Angelin Preljocaj ist eine Schlüsselfigur der französischen Tanzszene. Seit den 1980er Jahren beeindruckt er mit Choreografien voller Energie, Präzision und Eleganz. Zugleich schaffen seine Stücke den Spagat zwischen klassischem Stoff und historischer Erfahrung. Etwa wenn er Shakespeares „Romeo und Julia“ in ein modernes totalitäres Regime versetzt. Ausschnitte aus „Romeo und Julia“ finden sich wieder in Preljocajs aktueller Produktion „Playlist #1“. Exklusiv zeigte das Teo Otto Theater die Werkschau aus 25 Jahren – am Start einer Tournee, welche die 13 Tänzer des Ballet Preljocaj in die USA und dann zurück nach Frankreich führen wird.


Foto © Jean-Claude Carbonne

Grundverschiedene Themen und Stimmungen gehen in „Playlist #1“ fließend ineinander über. So läßt sich auch die „Romeo und Julia“-Version von 1996 prägnant zusammenfassen. In einem zerrissenen Kampfanzug trifft hier Romeo auf Julia. Während Prokofjews Ballettmusik Kapriolen schlägt, werden aus tiefen Blicken erste Berührungen, aus schüchternen Bewegungen wird ein wahrer Liebestaumel. Die engumschlungenen Körper drehen sich, als gäbe es keine Schwerkraft. Doch das pure Glück verkehrt sich ins krasse Gegenteil. In einem verzweifelt-wilden Tanz versucht Romeo, der reglosen Julia neues Leben einzuhauchen. Auch dies ist ein schlüssiges Bild. Nur die Selbstmord-Szene – mit einem Rasiermesser als Requisit – wirkt ziemlich plakativ.


Foto © Jean-Claude Carbonne
 
In späteren Stücken hat Preljocaj mit feineren Mitteln gearbeitet. Ebenso beklemmend wie beeindruckend ist das Duett aus „Schneewittchen“ (2008). Da wird ein harmlos-heiterer Tanz zur Falle, und die Partnerin von Schneewittchen entpuppt sich als böse Königin. Der Grusel erreicht seinen Höhepunkt, als sich die Prinzessin buchstäblich in den giftigen Apfel verbeißt und von ihrem Gegenüber wie eine Puppe durch den Raum gewirbelt wird.
 
Zu arabischen Klängen setzt die Compagnie die erotischen Geschichten aus 1001 Nacht um. Ausgangspunkt ist das Solo einer Tänzerin, die allein mit den Bewegungen ihres nackten Rückens für Knistern sorgt. Es folgen Auftritte, bei denen die Herren ihre Herzensdamen nicht nur auf Händen tragen, sondern auch in atemberaubende Höhen stemmen.

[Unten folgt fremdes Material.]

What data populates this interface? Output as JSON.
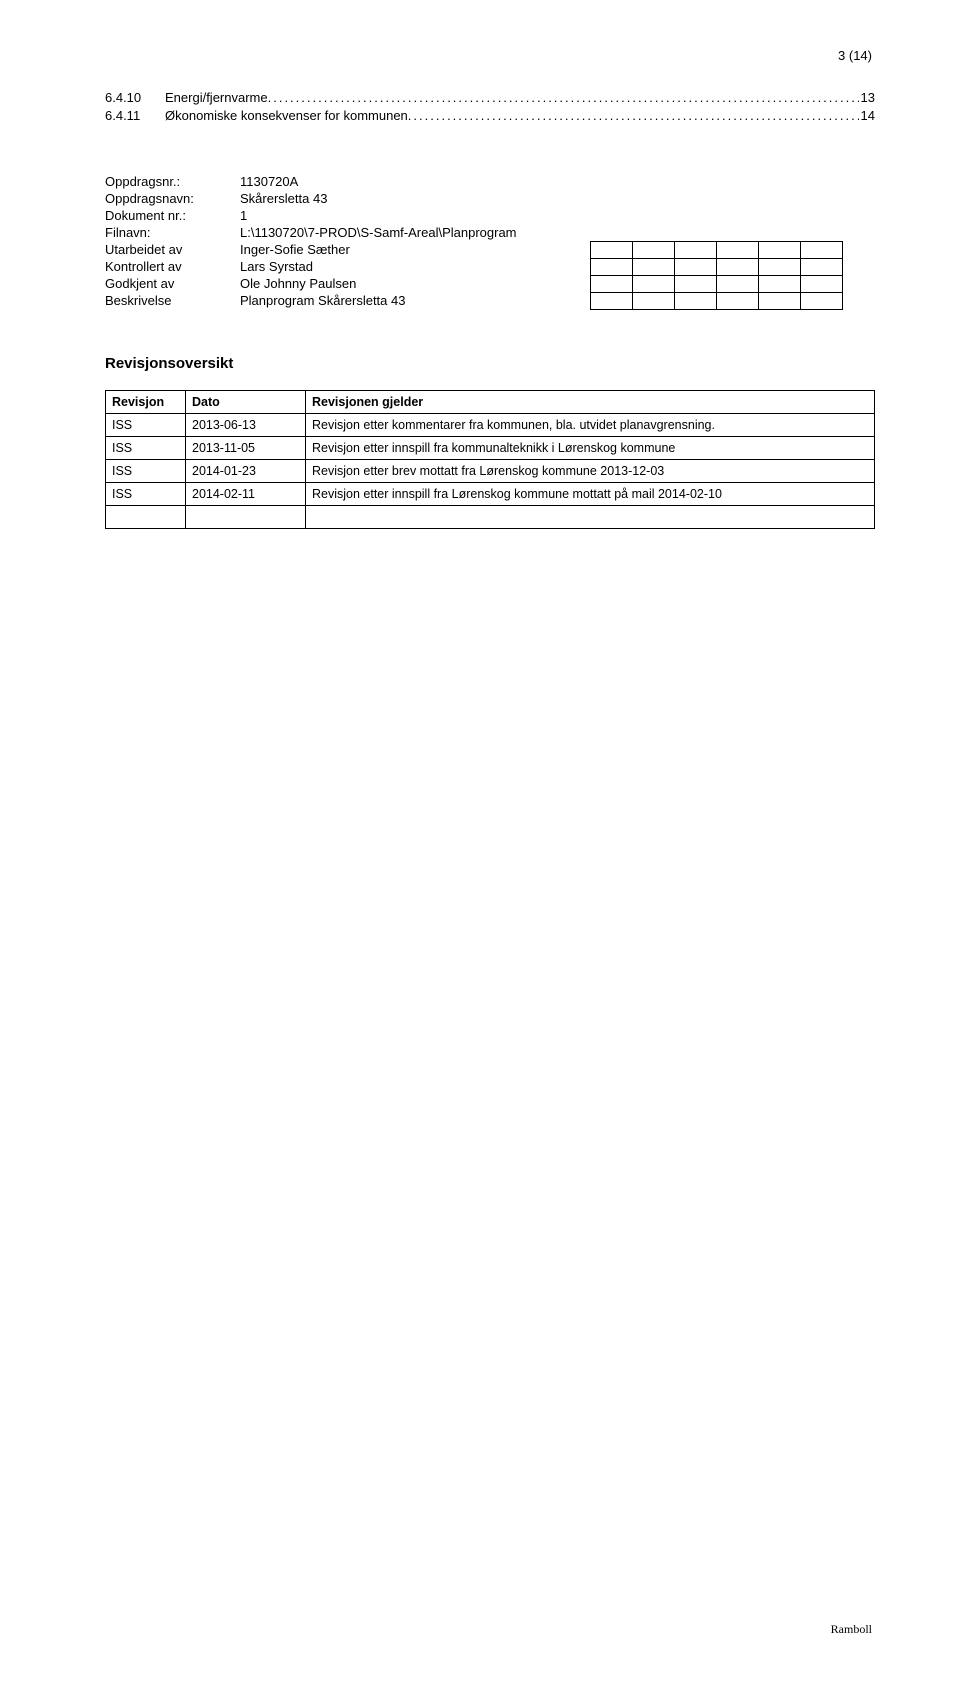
{
  "page_number": "3 (14)",
  "toc": [
    {
      "num": "6.4.10",
      "title": "Energi/fjernvarme",
      "page": "13"
    },
    {
      "num": "6.4.11",
      "title": "Økonomiske konsekvenser for kommunen",
      "page": "14"
    }
  ],
  "meta": {
    "labels": {
      "oppdragsnr": "Oppdragsnr.:",
      "oppdragsnavn": "Oppdragsnavn:",
      "dokument_nr": "Dokument nr.:",
      "filnavn": "Filnavn:",
      "utarbeidet": "Utarbeidet av",
      "kontrollert": "Kontrollert av",
      "godkjent": "Godkjent av",
      "beskrivelse": "Beskrivelse"
    },
    "values": {
      "oppdragsnr": "1130720A",
      "oppdragsnavn": "Skårersletta 43",
      "dokument_nr": "1",
      "filnavn": "L:\\1130720\\7-PROD\\S-Samf-Areal\\Planprogram",
      "utarbeidet": "Inger-Sofie Sæther",
      "kontrollert": "Lars Syrstad",
      "godkjent": "Ole Johnny Paulsen",
      "beskrivelse": "Planprogram Skårersletta 43"
    }
  },
  "revisjon_heading": "Revisjonsoversikt",
  "revisjon_columns": [
    "Revisjon",
    "Dato",
    "Revisjonen gjelder"
  ],
  "revisjon_rows": [
    [
      "ISS",
      "2013-06-13",
      "Revisjon etter kommentarer fra kommunen, bla. utvidet planavgrensning."
    ],
    [
      "ISS",
      "2013-11-05",
      "Revisjon etter innspill fra kommunalteknikk i Lørenskog kommune"
    ],
    [
      "ISS",
      "2014-01-23",
      "Revisjon etter brev mottatt fra Lørenskog kommune 2013-12-03"
    ],
    [
      "ISS",
      "2014-02-11",
      "Revisjon etter innspill fra Lørenskog kommune mottatt på mail 2014-02-10"
    ]
  ],
  "footer": "Ramboll"
}
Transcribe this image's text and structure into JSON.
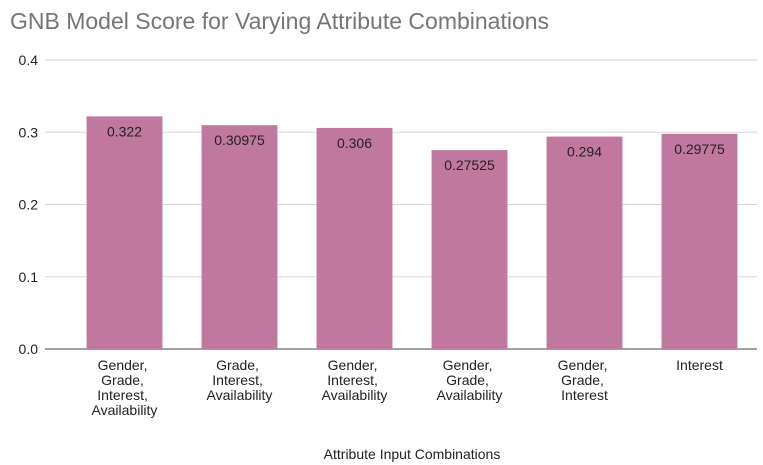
{
  "chart_data": {
    "type": "bar",
    "title": "GNB Model Score for Varying Attribute Combinations",
    "x_label": "Attribute Input Combinations",
    "categories": [
      "Gender, Grade, Interest, Availability",
      "Grade, Interest, Availability",
      "Gender, Interest, Availability",
      "Gender, Grade, Availability",
      "Gender, Grade, Interest",
      "Interest"
    ],
    "values": [
      0.322,
      0.30975,
      0.306,
      0.27525,
      0.294,
      0.29775
    ],
    "color": "#c0789f",
    "ylim": [
      0,
      0.4
    ],
    "yticks": [
      {
        "value": 0,
        "label": "0.0"
      },
      0.1,
      0.2,
      0.3,
      0.4
    ],
    "grid": true
  }
}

Foto © Jean-Claude Carbonne

Bei den Szenen aus „Spectral Evidence“ mochte sich mancher Zuschauer an Arthur Millers „Hexenjagd“ erinnern, das vergangenen Oktober im Teo Otto Theater zu sehen war. Ja, die Hexenprozesse im Amerika des 17. Jahrhunderts lassen sich auch tänzerisch darstellen. Das zeigt eine ausdrucksstarke Solistin, die in die Fänge von Tänzern im Priesterkostüm gerät. Angst, Verzweiflung, Schmerz – die Choreografie bildet jede Emotion ab. Das Kunstblut, das sich langsam auf dem Kleid der Tänzerin ausbreitet, wäre da gar nicht nötig gewesen.
 
Den wohl stärksten Eindruck macht Preljocajs Auseinandersetzung mit dem Thema Krieg. Stumm baut das Ensemble Stühle auf, als wären sie Festungen, und bezieht dann Position. Sobald die stampfenden Rhythmen der Elektro-Pop-Band Underworld über sie hereinbrechen, springen sich Tänzerinnen und Tänzer mit voller Kraft an, ziehen sich zurück und greifen wieder an. Wer zu Boden geht, muß liegen bleiben, die anderen eilen über sie hinweg. So aggressiv der Kampf war, so ausgeklügelt waren die Abläufe.